U.S. Approved More than $175 Billion in Weapons Sales in 2020

Authorized U.S. arms exports jumped 2.8 percent, climbing to $175.08 billion in 2020 from $170.09 in 2019, fueled largely by major F-35 sales, the Defense Security Cooperation Agency announced Dec. 4.

The total reflects all deals DSCA has approved in the fiscal year, including $50.78 billion of implemented government-to-government foreign military sales. The increase in approved buys coincided with the State Department’s efforts to reform arms transfers, including the loosening of restrictions governing the export of remotely piloted aircraft.

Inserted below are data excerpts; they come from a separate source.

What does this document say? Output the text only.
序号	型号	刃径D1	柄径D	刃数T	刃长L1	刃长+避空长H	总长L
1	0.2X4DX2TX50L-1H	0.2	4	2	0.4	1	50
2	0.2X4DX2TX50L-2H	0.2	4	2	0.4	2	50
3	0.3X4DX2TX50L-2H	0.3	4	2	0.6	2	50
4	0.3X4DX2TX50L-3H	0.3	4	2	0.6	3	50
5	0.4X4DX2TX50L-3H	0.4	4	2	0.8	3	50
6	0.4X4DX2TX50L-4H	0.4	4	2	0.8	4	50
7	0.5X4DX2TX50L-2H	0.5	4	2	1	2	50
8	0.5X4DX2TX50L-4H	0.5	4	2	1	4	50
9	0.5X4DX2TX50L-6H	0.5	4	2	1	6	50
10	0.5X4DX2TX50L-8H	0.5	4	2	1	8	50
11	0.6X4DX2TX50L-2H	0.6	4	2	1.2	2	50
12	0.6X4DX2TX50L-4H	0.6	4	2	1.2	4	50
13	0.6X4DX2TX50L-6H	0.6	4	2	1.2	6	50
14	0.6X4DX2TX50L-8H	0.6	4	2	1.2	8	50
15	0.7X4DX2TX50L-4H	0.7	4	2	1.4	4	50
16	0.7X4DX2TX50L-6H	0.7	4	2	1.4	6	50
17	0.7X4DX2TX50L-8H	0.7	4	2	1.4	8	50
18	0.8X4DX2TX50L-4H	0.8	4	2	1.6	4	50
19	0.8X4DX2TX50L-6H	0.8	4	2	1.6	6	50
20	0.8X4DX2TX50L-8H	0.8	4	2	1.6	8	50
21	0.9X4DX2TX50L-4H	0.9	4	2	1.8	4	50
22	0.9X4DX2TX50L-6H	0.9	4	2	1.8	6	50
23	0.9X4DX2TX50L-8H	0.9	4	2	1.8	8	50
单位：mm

The 2020 FMS sales dropped about $5 billion from 2019’s total of $55.39 billion for a three-year rolling average of about $54 billion, according to DSCA. Major implemented sales included $23.1 billion for F-35s to Japan, $4.5 billion for F-15J modernization to Japan, $4.25 billion for AH-64E helicopters to Morocco, and $3 billion for aviation fuel to Israel, among others.

Of that total, $44.79 billion is funded by allied and partner nations, $3.3 billion is from Title 22 foreign military financing, and $2.69 billion is from Title 10 U.S. government funding for foreign military assistance and building partner capacity, DSCA Director Heidi Grant said in a Pentagon briefing.

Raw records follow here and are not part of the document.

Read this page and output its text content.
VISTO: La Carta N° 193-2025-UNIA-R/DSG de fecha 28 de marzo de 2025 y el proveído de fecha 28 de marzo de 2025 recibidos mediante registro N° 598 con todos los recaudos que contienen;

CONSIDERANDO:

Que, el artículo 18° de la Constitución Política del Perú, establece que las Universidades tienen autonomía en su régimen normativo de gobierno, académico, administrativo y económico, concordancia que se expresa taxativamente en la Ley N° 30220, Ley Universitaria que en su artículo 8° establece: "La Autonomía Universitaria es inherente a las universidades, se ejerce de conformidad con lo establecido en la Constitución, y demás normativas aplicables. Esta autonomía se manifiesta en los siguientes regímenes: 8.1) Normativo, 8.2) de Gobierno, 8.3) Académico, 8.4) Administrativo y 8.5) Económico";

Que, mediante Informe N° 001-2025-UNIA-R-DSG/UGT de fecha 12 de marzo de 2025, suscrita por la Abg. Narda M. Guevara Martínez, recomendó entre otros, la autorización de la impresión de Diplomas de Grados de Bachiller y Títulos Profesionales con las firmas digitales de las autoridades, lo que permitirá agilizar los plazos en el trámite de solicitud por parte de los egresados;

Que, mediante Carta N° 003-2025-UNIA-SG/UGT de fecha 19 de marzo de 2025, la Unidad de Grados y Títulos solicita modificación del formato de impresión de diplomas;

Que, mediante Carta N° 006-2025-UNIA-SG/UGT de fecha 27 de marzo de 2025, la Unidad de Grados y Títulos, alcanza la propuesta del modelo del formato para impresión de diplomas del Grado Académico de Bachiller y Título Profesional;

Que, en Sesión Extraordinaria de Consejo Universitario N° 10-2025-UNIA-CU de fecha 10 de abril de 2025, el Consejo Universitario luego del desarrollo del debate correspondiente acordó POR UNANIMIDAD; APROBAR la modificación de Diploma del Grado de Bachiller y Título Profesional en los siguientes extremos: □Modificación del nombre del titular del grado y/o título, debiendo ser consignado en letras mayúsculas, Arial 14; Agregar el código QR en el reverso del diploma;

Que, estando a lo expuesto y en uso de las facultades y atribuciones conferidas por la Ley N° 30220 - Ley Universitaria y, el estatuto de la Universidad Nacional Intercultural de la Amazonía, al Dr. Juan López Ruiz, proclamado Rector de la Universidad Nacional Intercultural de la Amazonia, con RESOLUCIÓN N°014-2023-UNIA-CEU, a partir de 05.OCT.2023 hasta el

“The sales demonstrate the United States continues to be the global security partner of choice. Not only do we already offer the most advanced defense equipment in the world, we are also increasingly adapting to meet the technical needs of our allies and partner militaries,” she said.

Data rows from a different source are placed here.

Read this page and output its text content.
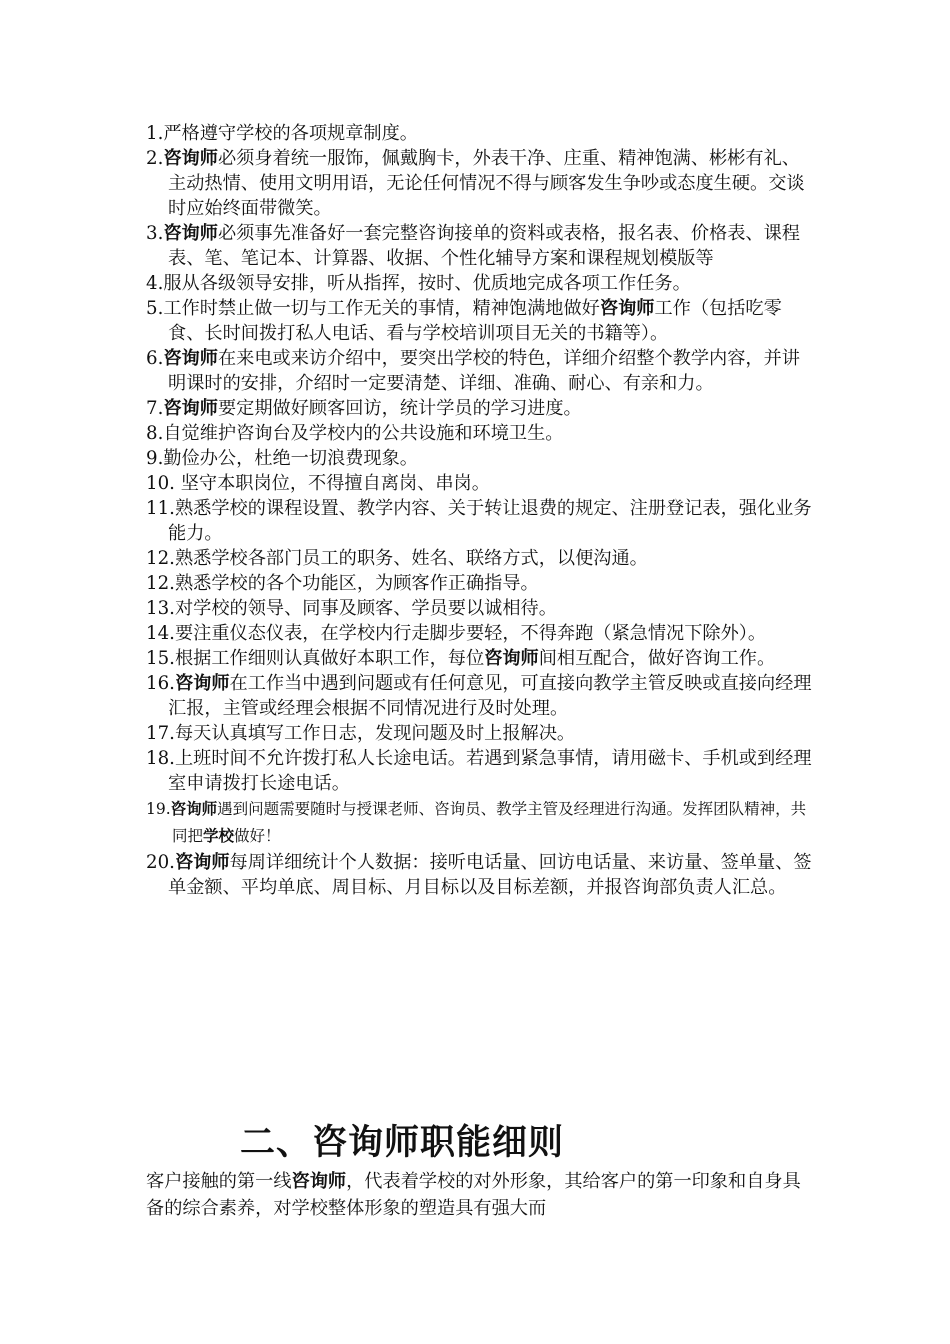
1.严格遵守学校的各项规章制度。
2.咨询师必须身着统一服饰，佩戴胸卡，外表干净、庄重、精神饱满、彬彬有礼、主动热情、使用文明用语，无论任何情况不得与顾客发生争吵或态度生硬。交谈时应始终面带微笑。
3.咨询师必须事先准备好一套完整咨询接单的资料或表格，报名表、价格表、课程表、笔、笔记本、计算器、收据、个性化辅导方案和课程规划模版等
4.服从各级领导安排，听从指挥，按时、优质地完成各项工作任务。
5.工作时禁止做一切与工作无关的事情，精神饱满地做好咨询师工作（包括吃零食、长时间拨打私人电话、看与学校培训项目无关的书籍等）。
6.咨询师在来电或来访介绍中，要突出学校的特色，详细介绍整个教学内容，并讲明课时的安排，介绍时一定要清楚、详细、准确、耐心、有亲和力。
7.咨询师要定期做好顾客回访，统计学员的学习进度。
8.自觉维护咨询台及学校内的公共设施和环境卫生。
9.勤俭办公，杜绝一切浪费现象。
10. 坚守本职岗位，不得擅自离岗、串岗。
11.熟悉学校的课程设置、教学内容、关于转让退费的规定、注册登记表，强化业务能力。
12.熟悉学校各部门员工的职务、姓名、联络方式，以便沟通。
12.熟悉学校的各个功能区，为顾客作正确指导。
13.对学校的领导、同事及顾客、学员要以诚相待。
14.要注重仪态仪表，在学校内行走脚步要轻，不得奔跑（紧急情况下除外）。
15.根据工作细则认真做好本职工作，每位咨询师间相互配合，做好咨询工作。
16.咨询师在工作当中遇到问题或有任何意见，可直接向教学主管反映或直接向经理汇报，主管或经理会根据不同情况进行及时处理。
17.每天认真填写工作日志，发现问题及时上报解决。
18.上班时间不允许拨打私人长途电话。若遇到紧急事情，请用磁卡、手机或到经理室申请拨打长途电话。
19.咨询师遇到问题需要随时与授课老师、咨询员、教学主管及经理进行沟通。发挥团队精神，共同把学校做好！
20.咨询师每周详细统计个人数据：接听电话量、回访电话量、来访量、签单量、签单金额、平均单底、周目标、月目标以及目标差额，并报咨询部负责人汇总。
二、咨询师职能细则

客户接触的第一线咨询师，代表着学校的对外形象，其给客户的第一印象和自身具备的综合素养，对学校整体形象的塑造具有强大而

Additionally, DSCA issued 28,800 export licenses via direct commercial sales, for a total of $124.3 billion. This is up from $114.7 billion in 2019. Major congressional notifications for this included $3.25 billion for P-8 spare parts to Australia, $1.12 billion for Italy to manufacture F-35 wing assembly, and $2.48 billion for E-7 Airborne Early Warning and Control aircraft.

Fiscal 2021 already looks to be a big year for arms sales abroad, though some announced deals have been met with controversy. In November, DSCA approved a $10.4 billion sale of F-35s and a $2.97 billion sale of MQ-9s to the United Arab Emirates, though several lawmakers have moved to block that sale.

The increase in approved sales came despite impacts of the COVID-19 pandemic, which reflects the importance both the government and defense companies put on meeting requests from allies and partners, said R. Clarke Cooper, the assistant secretary of state for political-military affairs.

“Through supply chains and revenue streams, though they were disrupted and budgets are uncertain, our partners’ programmatic needs remain unchanged,” he said. “Both the United States government and industry continue to honor our commitments to our partners.”